Labor Pains: Because Being in a Union can be Painful

Strong words for SEIU’s national leadership

Labor historian Cal Winslow and former CWA national staffer Steve Early have strong words for the Service Employee’s national leaders in an article on Counterpunch:

How did a national union culture, long touted as one of labor’s most dynamic and progressive, engender such a mess? How did it produce a Tyrone Freeman and the kind of press coverage he’s been getting lately (which hurts all unions, not just SEIU)?

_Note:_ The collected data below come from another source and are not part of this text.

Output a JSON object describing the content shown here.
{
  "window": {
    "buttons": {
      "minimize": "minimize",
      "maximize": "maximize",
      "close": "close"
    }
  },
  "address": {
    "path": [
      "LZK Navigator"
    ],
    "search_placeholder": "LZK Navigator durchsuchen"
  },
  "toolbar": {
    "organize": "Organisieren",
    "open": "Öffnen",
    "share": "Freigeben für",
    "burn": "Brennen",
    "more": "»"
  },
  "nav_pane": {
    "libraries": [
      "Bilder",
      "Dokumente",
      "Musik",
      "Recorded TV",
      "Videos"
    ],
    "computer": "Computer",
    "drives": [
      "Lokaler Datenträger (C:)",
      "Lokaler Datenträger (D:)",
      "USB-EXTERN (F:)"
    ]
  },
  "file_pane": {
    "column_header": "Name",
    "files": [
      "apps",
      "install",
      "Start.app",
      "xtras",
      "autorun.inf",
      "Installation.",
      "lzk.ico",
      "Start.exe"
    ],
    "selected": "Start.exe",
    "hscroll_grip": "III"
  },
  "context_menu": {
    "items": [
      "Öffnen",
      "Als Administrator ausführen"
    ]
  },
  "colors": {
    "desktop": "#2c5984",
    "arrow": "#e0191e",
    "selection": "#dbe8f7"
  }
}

In Pringle’s Los Angeles Times reporting, this “rising star in local labor circles” is depicted, accurately, by all accounts (except his own), as a free-spending 21st century SEIU version of Jackie Presser, the biggest Teamster boodler of the 1970s and 80s. As other observers have noted, there’s a steady drift, in too many SEIU’ locals, toward Presser’s brand of plain old “business unionism.” First, SEIU operatives at the Labor Notes conference last Spring resort to the same kind of thuggish behavior once common in the Teamsters during the Presser era. Now, like purple shades of Jackie, SEIU leaders collect inflated salaries, tolerate executive board double-dipping, and ignore casual looting of local treasuries, until membership or media whistle-blowing forces them to announce a “clean-up.”